Une musicalité indéniable, mais une construction sonore qui demande toujours une écoute approfondie.

 

Audience :

-          Musique que madame me demande de réécouter

-          Peut-être écouté en famille sans déranger madame

-          Madame s’en va quand je l’écoute

-          Tellement bizarre que je fais attention d’être seul pour l’écouter

-          Tellement bruyant que mes voisins ne me parlent plus

Sugar For The Pill pourrait connaitre un succès assez conséquent, quelques autres morceaux, comme Don’t Know Why ou No Longer Making Time, pourraient aussi accrocher l’oreille d’un large public.

 

Qualité audiophile :

-          J’ai l’impression que c’est mon voisin qui écoute l’album

-          Le format MP3 n’altérera pas trop l’écoute

-          S’écoute impérativement en format non compressé (CD ou autre)

Ces harmonies fantastiques, à peine contrariées par le grincement des guitares, se prêtent difficilement au jeu de la compression.

 

Conclusion :

-          Je l’ai écouté une fois mais c’est une fois de trop

-          Après plusieurs écoutes j’ai du mal à m’y faire

-          Je l’écoute facilement mais sans émotion

-          J’ai beaucoup de plaisir à l’écouter

-          Il tourne en boucle sur ma platine

 

Est-ce la résurrection de l’un pionnier du mouvement shoegaze, The Jesus And Mary Chain, qui a donné l’envie à quelques vétérans du genre de reprendre du service ? Toujours est-il qu’avant la sortie d’un nouvel album de Ride attendu au mois de juin, c’est d’abord au tour des britanniques de Slowdive de présenter une nouvelle galette de revival noisy.  

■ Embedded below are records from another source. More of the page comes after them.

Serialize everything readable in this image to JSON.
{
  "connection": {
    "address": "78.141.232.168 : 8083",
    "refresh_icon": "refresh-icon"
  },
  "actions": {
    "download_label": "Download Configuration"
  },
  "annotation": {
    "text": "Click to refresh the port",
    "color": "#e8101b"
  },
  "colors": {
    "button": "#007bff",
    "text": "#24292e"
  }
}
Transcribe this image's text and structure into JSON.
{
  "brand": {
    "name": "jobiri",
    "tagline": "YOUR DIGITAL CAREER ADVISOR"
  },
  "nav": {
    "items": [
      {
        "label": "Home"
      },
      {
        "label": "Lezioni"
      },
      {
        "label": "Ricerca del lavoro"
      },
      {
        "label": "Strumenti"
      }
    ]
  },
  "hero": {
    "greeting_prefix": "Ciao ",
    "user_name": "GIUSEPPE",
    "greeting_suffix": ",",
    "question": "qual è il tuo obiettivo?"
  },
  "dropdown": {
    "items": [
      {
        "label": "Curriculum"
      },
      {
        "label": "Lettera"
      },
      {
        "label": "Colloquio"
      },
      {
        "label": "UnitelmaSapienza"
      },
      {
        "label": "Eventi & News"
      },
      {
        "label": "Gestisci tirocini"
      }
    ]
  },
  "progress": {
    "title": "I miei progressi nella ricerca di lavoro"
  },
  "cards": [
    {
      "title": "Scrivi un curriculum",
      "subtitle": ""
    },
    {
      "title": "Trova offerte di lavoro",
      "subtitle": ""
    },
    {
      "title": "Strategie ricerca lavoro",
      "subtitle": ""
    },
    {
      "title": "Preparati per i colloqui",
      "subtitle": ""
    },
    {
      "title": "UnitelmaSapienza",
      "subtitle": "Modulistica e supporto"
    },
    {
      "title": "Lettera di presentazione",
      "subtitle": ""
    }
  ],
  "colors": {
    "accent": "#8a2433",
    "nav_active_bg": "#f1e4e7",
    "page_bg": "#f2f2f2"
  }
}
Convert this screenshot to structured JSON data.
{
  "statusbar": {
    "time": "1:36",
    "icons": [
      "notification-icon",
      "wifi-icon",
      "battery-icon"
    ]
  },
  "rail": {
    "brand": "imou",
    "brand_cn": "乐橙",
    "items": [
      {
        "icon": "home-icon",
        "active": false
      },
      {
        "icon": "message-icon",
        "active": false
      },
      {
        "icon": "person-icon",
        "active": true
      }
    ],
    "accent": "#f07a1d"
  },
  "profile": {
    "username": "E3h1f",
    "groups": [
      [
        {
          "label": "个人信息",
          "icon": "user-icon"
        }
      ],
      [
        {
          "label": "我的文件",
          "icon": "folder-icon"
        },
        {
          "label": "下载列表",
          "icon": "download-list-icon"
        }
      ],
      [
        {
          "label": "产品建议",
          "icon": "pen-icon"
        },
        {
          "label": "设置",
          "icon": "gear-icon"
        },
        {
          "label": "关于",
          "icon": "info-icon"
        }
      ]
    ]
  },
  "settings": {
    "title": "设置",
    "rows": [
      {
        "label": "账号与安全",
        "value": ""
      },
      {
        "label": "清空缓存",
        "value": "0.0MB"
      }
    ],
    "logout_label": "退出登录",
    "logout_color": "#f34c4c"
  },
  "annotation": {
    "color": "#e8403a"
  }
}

Vingt-deux ans après les expérimentations ambient du surprenant Pygmalion, Slowdive s’éloigne de cette atmosphère apathique et revient à ses premiers amours en reprenant les codes de son exercice initial Just For A Day.

Slomo entame cet album éponyme dans la douce quiétude de la dreampop. Star Roving, titre annonciateur du réveil du combo de Reading après presqu’un quart de siècle de sommeil, enchaine avec un rock bruitiste assez classique. Le très mélodique Don’t Know Why donne quelques leçons de shoegaze aux nouveaux artistes de la discipline, The Pains Of Being Pure At Heart, The Joy Formidable et autres. Vient alors le moment phare de ce nouvel opus, l’immense single Sugar For The Pill, jamais Slowdive n’a été aussi proche du graal du succès populaire… certains apprécieront, d’autres beaucoup moins. Ce nouvel acte est donc le plus accessible du quintette britannique, la fluidité harmonique et l’association toujours gagnante des voix de Rachel Goswell et Neil Halstead sont devenues les leitmotivs de cette nouvelle ère musicale.

Le phénix Slowdive renait enfin de ses cendres, ce nouvel opus aux arpèges enchanteurs et lumineux arrive à nous faire oublier la désintégration musicale et la dislocation physique provoquées autrefois par le controversé Pygmalion.